0 derived errors ignored.
Recent warning and error logs:
  OP_REQUIRES failed at tpu_execute_op.cc:266 : INVALID_ARGUMENT: Run-time shape mismatch for XRTExecute argument[0] (4423548877118753). Expected element_type: F32
dimensions: 10
layout {
  minor_to_major: 0
  format: DENSE
  tiles {
    dimensions: 256
  }
}
is_dynamic_dimension: false
; got element_type: F32
dimensions: 10
layout {
  minor_to_major: 0
  format: DENSE
}
is_dynamic_dimension: false

Expected behavior

On the previous nightly 20220408 build

sudo pip3 install https://storage.googleapis.com/tpu-pytorch/wheels/tpuvm/torch-nightly+20220408-cp38-cp38-linux_x86_64.whl
sudo pip3 install https://storage.googleapis.com/tpu-pytorch/wheels/tpuvm/torchvision-nightly+20220408-cp38-cp38-linux_x86_64.whl
sudo pip3 install https://storage.googleapis.com/tpu-pytorch/wheels/tpuvm/torch_xla-nightly+20220408-cp38-cp38-linux_x86_64.whl
sudo pip3 install https://storage.googleapis.com/cloud-tpu-tpuvm-artifacts/wheels/libtpu-nightly/libtpu_nightly-0.1.dev20220408-py3-none-any.whl

this example was working well and prints

y3: tensor([0., 0., 0., 0., 0., 0., 0., 0., 0., 0.], device='xla:1')

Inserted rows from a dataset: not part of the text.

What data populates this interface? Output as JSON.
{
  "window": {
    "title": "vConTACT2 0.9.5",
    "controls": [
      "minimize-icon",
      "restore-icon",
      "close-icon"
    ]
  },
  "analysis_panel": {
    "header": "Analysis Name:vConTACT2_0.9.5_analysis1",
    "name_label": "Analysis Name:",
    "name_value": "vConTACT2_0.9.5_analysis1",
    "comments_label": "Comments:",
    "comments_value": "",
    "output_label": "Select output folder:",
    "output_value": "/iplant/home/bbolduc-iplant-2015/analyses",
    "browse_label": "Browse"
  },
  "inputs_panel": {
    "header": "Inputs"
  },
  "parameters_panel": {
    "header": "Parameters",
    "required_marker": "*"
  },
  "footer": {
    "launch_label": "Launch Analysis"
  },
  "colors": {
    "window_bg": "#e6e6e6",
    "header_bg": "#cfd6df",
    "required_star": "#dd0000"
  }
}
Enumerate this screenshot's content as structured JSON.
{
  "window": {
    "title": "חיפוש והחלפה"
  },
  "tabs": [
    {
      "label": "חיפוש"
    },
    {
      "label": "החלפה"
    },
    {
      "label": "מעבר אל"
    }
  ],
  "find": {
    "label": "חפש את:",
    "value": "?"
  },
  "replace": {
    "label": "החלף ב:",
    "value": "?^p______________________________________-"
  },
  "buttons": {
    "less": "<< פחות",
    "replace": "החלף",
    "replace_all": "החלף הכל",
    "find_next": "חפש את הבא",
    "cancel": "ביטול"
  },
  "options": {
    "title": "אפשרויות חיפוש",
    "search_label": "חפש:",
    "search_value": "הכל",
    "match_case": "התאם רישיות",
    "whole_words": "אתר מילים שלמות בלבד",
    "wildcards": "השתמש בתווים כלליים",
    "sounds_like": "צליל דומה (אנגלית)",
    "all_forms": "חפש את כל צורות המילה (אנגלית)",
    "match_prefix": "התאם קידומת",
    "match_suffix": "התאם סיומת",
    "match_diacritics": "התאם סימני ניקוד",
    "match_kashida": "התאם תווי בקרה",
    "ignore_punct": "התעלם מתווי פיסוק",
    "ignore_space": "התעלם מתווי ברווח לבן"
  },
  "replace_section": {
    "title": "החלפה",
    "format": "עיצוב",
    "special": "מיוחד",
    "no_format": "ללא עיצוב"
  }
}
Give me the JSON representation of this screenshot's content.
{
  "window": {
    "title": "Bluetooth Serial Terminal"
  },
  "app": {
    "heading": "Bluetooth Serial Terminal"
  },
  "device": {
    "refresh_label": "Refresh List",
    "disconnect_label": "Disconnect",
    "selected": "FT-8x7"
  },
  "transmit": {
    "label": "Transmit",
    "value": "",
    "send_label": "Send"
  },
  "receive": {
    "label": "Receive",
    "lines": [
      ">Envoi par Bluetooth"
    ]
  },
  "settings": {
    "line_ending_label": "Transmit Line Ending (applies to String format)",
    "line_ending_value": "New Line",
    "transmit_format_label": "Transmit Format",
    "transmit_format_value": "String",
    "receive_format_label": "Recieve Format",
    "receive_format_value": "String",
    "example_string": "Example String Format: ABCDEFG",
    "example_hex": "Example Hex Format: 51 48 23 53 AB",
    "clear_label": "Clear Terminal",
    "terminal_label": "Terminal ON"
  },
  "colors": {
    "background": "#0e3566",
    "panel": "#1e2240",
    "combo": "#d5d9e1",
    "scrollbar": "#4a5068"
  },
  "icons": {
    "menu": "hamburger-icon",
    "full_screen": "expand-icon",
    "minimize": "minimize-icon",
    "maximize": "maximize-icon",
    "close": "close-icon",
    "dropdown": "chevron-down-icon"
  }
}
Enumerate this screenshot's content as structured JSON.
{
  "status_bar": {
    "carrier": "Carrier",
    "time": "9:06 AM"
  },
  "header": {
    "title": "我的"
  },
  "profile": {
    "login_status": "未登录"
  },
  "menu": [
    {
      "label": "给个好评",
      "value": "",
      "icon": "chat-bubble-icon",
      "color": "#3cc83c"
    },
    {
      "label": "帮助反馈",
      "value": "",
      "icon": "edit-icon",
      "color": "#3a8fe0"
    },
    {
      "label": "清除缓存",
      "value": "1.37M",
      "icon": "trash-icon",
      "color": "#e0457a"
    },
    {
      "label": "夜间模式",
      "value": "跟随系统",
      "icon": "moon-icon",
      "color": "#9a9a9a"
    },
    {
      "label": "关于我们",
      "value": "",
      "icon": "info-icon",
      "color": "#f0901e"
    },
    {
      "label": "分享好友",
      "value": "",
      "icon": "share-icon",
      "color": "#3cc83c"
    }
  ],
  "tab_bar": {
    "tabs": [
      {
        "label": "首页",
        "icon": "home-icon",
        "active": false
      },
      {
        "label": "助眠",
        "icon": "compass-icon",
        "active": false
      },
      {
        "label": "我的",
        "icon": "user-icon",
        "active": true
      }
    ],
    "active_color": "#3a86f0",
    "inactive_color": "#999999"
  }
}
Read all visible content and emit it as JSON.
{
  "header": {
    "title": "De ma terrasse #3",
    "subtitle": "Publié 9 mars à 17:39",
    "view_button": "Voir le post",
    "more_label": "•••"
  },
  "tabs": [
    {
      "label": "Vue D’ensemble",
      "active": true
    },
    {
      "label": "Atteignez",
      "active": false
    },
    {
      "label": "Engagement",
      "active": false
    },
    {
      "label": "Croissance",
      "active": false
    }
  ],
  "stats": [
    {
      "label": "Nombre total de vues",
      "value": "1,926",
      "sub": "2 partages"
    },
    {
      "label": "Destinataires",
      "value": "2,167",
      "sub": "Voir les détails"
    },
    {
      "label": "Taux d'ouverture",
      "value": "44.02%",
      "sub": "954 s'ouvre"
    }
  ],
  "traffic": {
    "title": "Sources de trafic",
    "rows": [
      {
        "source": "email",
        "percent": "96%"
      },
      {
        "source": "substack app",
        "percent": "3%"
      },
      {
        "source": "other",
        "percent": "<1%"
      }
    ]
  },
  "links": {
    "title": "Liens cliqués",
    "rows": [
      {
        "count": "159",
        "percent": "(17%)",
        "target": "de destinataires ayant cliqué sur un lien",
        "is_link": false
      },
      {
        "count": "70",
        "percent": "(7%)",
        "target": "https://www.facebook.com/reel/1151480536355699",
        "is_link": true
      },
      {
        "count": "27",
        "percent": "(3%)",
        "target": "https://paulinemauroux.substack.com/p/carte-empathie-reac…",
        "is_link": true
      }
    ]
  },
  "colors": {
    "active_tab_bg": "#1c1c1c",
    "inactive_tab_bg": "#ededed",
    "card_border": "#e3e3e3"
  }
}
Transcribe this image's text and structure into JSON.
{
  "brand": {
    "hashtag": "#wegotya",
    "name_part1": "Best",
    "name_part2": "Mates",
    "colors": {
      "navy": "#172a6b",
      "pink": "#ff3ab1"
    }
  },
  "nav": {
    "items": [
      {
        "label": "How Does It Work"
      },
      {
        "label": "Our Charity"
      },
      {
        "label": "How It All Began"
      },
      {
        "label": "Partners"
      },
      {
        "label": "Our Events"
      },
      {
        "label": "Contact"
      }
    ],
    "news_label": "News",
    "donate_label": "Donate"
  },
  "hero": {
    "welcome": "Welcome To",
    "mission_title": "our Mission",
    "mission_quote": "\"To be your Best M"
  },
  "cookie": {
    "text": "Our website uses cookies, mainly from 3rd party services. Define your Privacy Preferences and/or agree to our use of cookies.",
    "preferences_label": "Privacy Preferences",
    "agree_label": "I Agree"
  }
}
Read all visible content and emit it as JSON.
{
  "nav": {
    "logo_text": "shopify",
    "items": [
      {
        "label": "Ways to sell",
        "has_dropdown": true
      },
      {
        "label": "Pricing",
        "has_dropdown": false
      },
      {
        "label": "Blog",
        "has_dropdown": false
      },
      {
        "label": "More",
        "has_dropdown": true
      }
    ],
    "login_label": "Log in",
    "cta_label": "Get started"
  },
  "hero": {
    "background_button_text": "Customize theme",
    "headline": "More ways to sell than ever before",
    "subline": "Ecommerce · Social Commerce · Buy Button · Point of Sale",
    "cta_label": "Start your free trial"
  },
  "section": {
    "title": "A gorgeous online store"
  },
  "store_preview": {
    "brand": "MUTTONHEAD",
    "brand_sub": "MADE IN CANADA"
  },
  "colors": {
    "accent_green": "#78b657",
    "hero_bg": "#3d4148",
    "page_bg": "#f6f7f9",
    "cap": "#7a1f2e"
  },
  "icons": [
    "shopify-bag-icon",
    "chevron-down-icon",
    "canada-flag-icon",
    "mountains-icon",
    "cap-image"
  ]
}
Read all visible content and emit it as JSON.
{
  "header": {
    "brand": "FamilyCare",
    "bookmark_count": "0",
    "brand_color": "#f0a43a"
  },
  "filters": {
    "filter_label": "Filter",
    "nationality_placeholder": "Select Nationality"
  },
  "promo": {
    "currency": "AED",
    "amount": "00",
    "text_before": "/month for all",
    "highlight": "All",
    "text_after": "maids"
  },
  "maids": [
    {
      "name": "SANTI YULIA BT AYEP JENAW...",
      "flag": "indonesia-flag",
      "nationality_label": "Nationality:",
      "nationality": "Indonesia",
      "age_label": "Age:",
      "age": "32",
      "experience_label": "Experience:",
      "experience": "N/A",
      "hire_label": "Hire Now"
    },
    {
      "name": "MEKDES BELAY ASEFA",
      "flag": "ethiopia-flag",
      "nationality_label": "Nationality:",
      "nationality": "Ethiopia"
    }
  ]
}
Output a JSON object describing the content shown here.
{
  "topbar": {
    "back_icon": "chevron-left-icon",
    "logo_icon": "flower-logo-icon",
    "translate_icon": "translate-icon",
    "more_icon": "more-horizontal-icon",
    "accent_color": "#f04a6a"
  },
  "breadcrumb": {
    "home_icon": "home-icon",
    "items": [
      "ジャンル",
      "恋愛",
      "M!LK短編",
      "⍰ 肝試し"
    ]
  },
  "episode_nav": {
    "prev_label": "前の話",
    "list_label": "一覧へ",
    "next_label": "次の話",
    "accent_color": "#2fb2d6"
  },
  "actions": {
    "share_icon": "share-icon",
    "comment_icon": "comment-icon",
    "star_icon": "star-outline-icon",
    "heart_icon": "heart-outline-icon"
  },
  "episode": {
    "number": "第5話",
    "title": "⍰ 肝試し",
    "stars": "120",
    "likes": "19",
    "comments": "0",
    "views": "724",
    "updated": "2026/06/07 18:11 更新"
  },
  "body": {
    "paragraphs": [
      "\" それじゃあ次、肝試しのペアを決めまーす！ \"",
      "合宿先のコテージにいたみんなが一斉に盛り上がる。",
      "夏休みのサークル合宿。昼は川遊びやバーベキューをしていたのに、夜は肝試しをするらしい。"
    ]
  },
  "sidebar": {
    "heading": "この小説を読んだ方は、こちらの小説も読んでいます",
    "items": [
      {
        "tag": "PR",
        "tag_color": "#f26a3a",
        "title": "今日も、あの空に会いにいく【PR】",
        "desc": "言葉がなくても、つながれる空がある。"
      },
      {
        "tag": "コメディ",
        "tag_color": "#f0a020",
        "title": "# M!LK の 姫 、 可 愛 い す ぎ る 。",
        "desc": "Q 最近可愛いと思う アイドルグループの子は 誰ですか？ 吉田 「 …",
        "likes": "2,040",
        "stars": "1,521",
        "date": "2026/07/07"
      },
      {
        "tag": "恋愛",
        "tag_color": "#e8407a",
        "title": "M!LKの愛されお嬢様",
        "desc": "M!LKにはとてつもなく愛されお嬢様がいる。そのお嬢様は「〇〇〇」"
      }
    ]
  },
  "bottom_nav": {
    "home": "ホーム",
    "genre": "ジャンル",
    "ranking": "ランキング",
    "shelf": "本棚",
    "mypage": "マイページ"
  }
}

as expected (consistent with normal PyTorch behavior on CPU/GPU)

Environment

Reproducible on XLA backend [CPU/TPU]: v3-8 TPU VM
torch_xla version: nightly 20220413

Additional context

It would be great to create a test case for the example above to guard against future issues.